L'OMS : "La reconstruction du secteur de la santé à Gaza nécessite 10 milliards de dollars"

 

L'Organisation mondiale de la Santé (OMS) a annoncé vendredi 24 avril 2026 que la reconstruction et la réhabilitation du système de santé dans la bande de Gaza nécessiteront des investissements estimés à environ 10 milliards de dollars sur cinq ans, compte tenu de la destruction massive des infrastructures sanitaires causée par deux années d'agression israélienne.
Cette annonce a été faite lors d'une conférence de presse de la représentante de l'OMS dans le territoire palestinien occupé, Reinhild van de Werdt, comme l'a rapporté l'agence de presse palestinienne officielle WAFA.
La responsable de la santé a précisé que ces estimations incluent « la reconstruction, le rétablissement des services médicaux et la prise en charge des besoins sanitaires croissants, notamment pour les enfants et les personnes souffrant de handicaps permanents, tels que la paralysie et les amputations, ainsi que le besoin important de services de soutien psychologique ».
Elle a ajouté que plus de 1 800 établissements de santé, dont des hôpitaux importants comme l'hôpital Al-Shifa à Gaza, ainsi que des centres de soins primaires, des cliniques, des pharmacies et des laboratoires, ont été partiellement endommagés ou totalement détruits. De Verdet a confirmé que les Palestiniens déplacés dans les abris vivent dans des conditions difficiles, notamment en raison de « la prolifération de rongeurs et de parasites », selon des évaluations de terrain qui ont couvert plus de 1 600 sites, affectant 1,45 million de personnes sur les 2,4 millions de personnes vivant dans le secteur.
Elle a indiqué que plus de 80 % des abris ont enregistré des épidémies de maladies de peau, « telles que la gale, les poux et les punaises de lit », dans un contexte de détérioration des conditions sanitaires et de vie, selon l'agence.

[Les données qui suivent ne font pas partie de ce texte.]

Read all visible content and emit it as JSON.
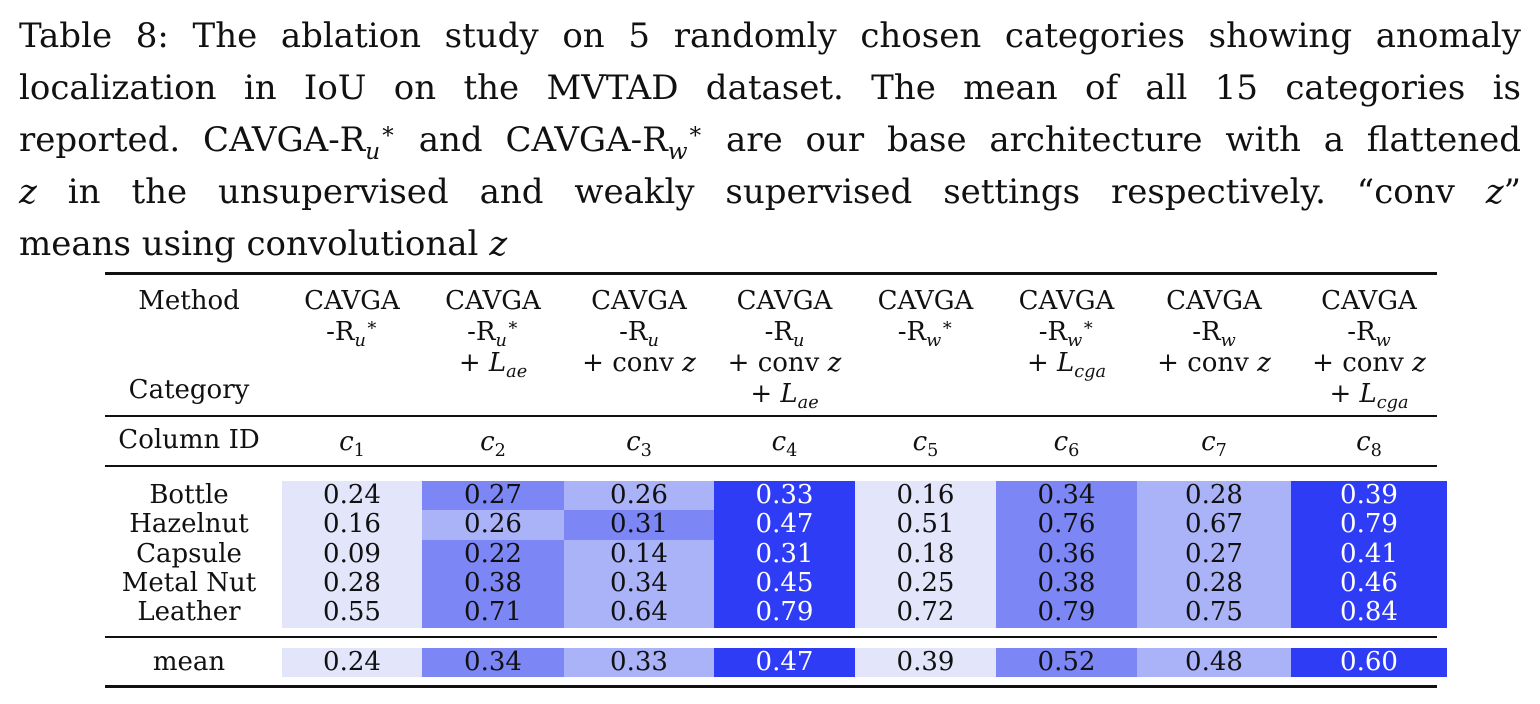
{
  "caption": {
    "line1": "Table 8: The ablation study on 5 randomly chosen categories showing anomaly",
    "line2": "localization in IoU on the MVTAD dataset. The mean of all 15 categories is",
    "line3_a": "reported. CAVGA-R",
    "line3_b": " and CAVGA-R",
    "line3_c": " are our base architecture with a flattened",
    "line4_b": " in the unsupervised and weakly supervised settings respectively. “conv ",
    "line4_c": "”",
    "line5": "means using convolutional "
  },
  "header": {
    "method_label": "Method",
    "category_label": "Category",
    "column_id_label": "Column ID"
  },
  "columns": [
    {
      "id": "c1",
      "lines": [
        "CAVGA",
        "-R*u"
      ]
    },
    {
      "id": "c2",
      "lines": [
        "CAVGA",
        "-R*u",
        "+ L_ae"
      ]
    },
    {
      "id": "c3",
      "lines": [
        "CAVGA",
        "-Ru",
        "+ conv z"
      ]
    },
    {
      "id": "c4",
      "lines": [
        "CAVGA",
        "-Ru",
        "+ conv z",
        "+ L_ae"
      ]
    },
    {
      "id": "c5",
      "lines": [
        "CAVGA",
        "-R*w"
      ]
    },
    {
      "id": "c6",
      "lines": [
        "CAVGA",
        "-R*w",
        "+ L_cga"
      ]
    },
    {
      "id": "c7",
      "lines": [
        "CAVGA",
        "-Rw",
        "+ conv z"
      ]
    },
    {
      "id": "c8",
      "lines": [
        "CAVGA",
        "-Rw",
        "+ conv z",
        "+ L_cga"
      ]
    }
  ],
  "rows": [
    {
      "category": "Bottle",
      "values": [
        "0.24",
        "0.27",
        "0.26",
        "0.33",
        "0.16",
        "0.34",
        "0.28",
        "0.39"
      ]
    },
    {
      "category": "Hazelnut",
      "values": [
        "0.16",
        "0.26",
        "0.31",
        "0.47",
        "0.51",
        "0.76",
        "0.67",
        "0.79"
      ]
    },
    {
      "category": "Capsule",
      "values": [
        "0.09",
        "0.22",
        "0.14",
        "0.31",
        "0.18",
        "0.36",
        "0.27",
        "0.41"
      ]
    },
    {
      "category": "Metal Nut",
      "values": [
        "0.28",
        "0.38",
        "0.34",
        "0.45",
        "0.25",
        "0.38",
        "0.28",
        "0.46"
      ]
    },
    {
      "category": "Leather",
      "values": [
        "0.55",
        "0.71",
        "0.64",
        "0.79",
        "0.72",
        "0.79",
        "0.75",
        "0.84"
      ]
    }
  ],
  "mean_row": {
    "category": "mean",
    "values": [
      "0.24",
      "0.34",
      "0.33",
      "0.47",
      "0.39",
      "0.52",
      "0.48",
      "0.60"
    ]
  },
  "colors": {
    "light": "#e3e6fb",
    "mid_light": "#aab2f8",
    "mid": "#7d86f5",
    "strong": "#2f3cf6"
  }
}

S'adressant aux journalistes à Genève, la représentante de l'Organisation mondiale de la Santé a déclaré que les dégâts causés au seul secteur de la santé sont estimés à environ 1,4 milliard de dollars, avec plus de 1 800 établissements de santé partiellement ou totalement détruits, notamment des hôpitaux, des centres de santé, des cliniques, des pharmacies et des laboratoires.
Elle a ajouté : « Dans toute la bande de Gaza, la majorité des familles palestiniennes restent déplacées, vivant sous des tentes au milieu des décombres et dépendantes de l'aide humanitaire pour subvenir à leurs besoins les plus élémentaires.»
Récemment, des données locales, médicales et gouvernementales ont confirmé une augmentation importante et généralisée du nombre d'insectes et de rongeurs dans la bande de Gaza, conséquence de la destruction massive des infrastructures, de l'accumulation de grandes quantités de déchets et de décombres, et de la propagation des eaux usées dans les abris des personnes déplacées. Les municipalités sont dans l'incapacité de mener les opérations de contrôle nécessaires en raison d'une pénurie de pesticides et de produits toxiques, Israël refusant d'en autoriser l'entrée au motif qu'ils sont « à double usage », a déclaré Hosni Muhanna, porte-parole de la municipalité de Gaza, à l'agence Anadolu.
Dans un entretien précédent avec l'agence Anadolu, Munir al-Shakhrit, médecin consultant en médecine et en médecine d'urgence au complexe médical al-Shifa de Gaza, a déclaré que l'hôpital recevait un nombre croissant de cas de morsures de rongeurs.
Ces déclarations témoignent de la gravité de la dégradation de la situation environnementale dans la bande de Gaza et laissent présager une catastrophe sanitaire potentielle qui menace la vie de milliers de Palestiniens, dans un contexte de blocus israélien persistant et de détérioration des services essentiels.
Malgré l'entrée en vigueur de l'accord de cessez-le-feu à Gaza le 10 octobre 2025, les conditions de vie et de santé des Palestiniens demeurent désastreuses, Israël continuant de manquer à ses engagements. Ces engagements comprennent l'ouverture des points de passage et l'autorisation d'acheminer les quantités convenues de nourriture, de secours, de matériel médical et d'abris.
Cet accord a été conclu après deux ans d'offensive génocidaire lancée par Israël le 8 octobre 2023 avec le soutien des États-Unis, qui a fait plus de 72 000 martyrs palestiniens et plus de 172 000 blessés, ainsi que des destructions massives touchant 90 % des infrastructures civiles.